Seasonal tropical cyclone precipitation in Texas: A statistical modeling approach based on a 60 year climatology

Abstract

Sixty years of tropical cyclone precipitation (TCP) in Texas has been analyzed because of its importance in extreme hydrologic events and the hydrologic budget. We developed multiple linear regression models to provide seasonal forecasts for annual TCP, TCP's contribution (percentage) to total precipitation, and the number of TCP days in Texas. The regression models are based on three or fewer predictors with model fits ranging from 0.18 to 0.43 (R2) and cross‐validation accuracy of 0.05–0.36 (R2). La Niña exhibits the most important control on TCP in Texas. It is the major driver in our models and acts to reduce the vertical shear in the Caribbean and the tropical Atlantic, thereby generating more precipitating storms in Texas. Lower maximum potential velocity, the theoretical maximum wind speed that storms can attain, in the Gulf of Mexico, and low‐level vorticity in the Atlantic hurricane main development region increased the modeled R2 by 20% or more. Both variables have negative coefficients in the TCP models.
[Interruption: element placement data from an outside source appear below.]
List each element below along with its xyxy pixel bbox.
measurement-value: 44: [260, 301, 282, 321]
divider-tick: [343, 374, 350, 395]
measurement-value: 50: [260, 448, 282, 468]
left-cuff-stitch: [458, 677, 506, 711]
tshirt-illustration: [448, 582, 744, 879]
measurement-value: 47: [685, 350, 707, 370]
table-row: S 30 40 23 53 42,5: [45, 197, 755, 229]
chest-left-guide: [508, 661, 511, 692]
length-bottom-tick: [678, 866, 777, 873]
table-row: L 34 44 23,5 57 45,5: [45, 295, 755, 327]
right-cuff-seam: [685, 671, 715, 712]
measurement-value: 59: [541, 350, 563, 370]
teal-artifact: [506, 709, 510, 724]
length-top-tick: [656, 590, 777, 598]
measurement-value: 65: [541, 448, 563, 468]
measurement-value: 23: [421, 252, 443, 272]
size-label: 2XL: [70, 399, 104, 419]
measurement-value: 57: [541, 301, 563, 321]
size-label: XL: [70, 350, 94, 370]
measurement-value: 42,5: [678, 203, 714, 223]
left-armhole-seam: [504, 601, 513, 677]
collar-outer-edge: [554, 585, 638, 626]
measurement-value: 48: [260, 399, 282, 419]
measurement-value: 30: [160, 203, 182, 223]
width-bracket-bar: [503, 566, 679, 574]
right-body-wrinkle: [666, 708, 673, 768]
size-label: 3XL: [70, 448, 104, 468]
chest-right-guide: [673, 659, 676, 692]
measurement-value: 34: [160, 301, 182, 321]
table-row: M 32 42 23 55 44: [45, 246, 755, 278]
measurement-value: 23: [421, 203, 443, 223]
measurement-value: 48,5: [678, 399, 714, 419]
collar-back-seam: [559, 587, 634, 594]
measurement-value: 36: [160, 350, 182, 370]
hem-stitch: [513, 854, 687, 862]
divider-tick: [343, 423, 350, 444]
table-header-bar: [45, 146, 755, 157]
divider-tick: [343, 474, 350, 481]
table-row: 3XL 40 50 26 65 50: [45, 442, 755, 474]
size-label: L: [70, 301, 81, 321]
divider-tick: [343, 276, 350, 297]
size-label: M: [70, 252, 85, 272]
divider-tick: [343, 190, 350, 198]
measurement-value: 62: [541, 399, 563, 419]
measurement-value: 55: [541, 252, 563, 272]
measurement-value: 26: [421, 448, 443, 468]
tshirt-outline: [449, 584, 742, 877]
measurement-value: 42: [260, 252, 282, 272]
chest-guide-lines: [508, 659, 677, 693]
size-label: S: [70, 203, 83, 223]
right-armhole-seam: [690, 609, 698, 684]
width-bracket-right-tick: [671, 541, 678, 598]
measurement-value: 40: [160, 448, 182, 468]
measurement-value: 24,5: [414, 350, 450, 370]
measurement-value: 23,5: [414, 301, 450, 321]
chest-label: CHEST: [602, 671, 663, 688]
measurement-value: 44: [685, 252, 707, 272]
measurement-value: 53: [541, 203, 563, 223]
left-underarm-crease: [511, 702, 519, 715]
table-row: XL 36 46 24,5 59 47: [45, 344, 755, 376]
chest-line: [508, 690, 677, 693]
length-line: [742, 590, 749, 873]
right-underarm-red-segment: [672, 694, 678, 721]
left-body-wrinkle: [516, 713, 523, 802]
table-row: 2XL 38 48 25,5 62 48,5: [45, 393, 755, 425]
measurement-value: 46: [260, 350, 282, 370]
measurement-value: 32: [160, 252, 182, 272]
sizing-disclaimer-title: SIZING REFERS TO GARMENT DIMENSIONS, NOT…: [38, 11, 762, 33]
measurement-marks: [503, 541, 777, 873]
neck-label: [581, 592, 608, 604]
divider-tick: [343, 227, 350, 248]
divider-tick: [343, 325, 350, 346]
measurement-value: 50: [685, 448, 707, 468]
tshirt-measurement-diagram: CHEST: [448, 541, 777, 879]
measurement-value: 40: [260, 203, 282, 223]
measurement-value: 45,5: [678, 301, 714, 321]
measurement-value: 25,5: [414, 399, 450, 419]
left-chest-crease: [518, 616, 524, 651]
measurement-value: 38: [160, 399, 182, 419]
Lower maximum potential velocity and vorticity are associated with tropical cyclones with lower maximum wind speed and slower translation speed. Such weak TCs produce the majority of TCP and extreme TCP events in Texas. The quartiles of the TCs with strongest maximum wind speed and fastest translation speed are not associated with the largest mean daily precipitation based on observations in Texas. We have also shown that sea level pressure in the Gulf of Mexico, sea surface temperature in the Caribbean, and the North Atlantic Oscillation are potentially important predictors of seasonal TCP in Texas.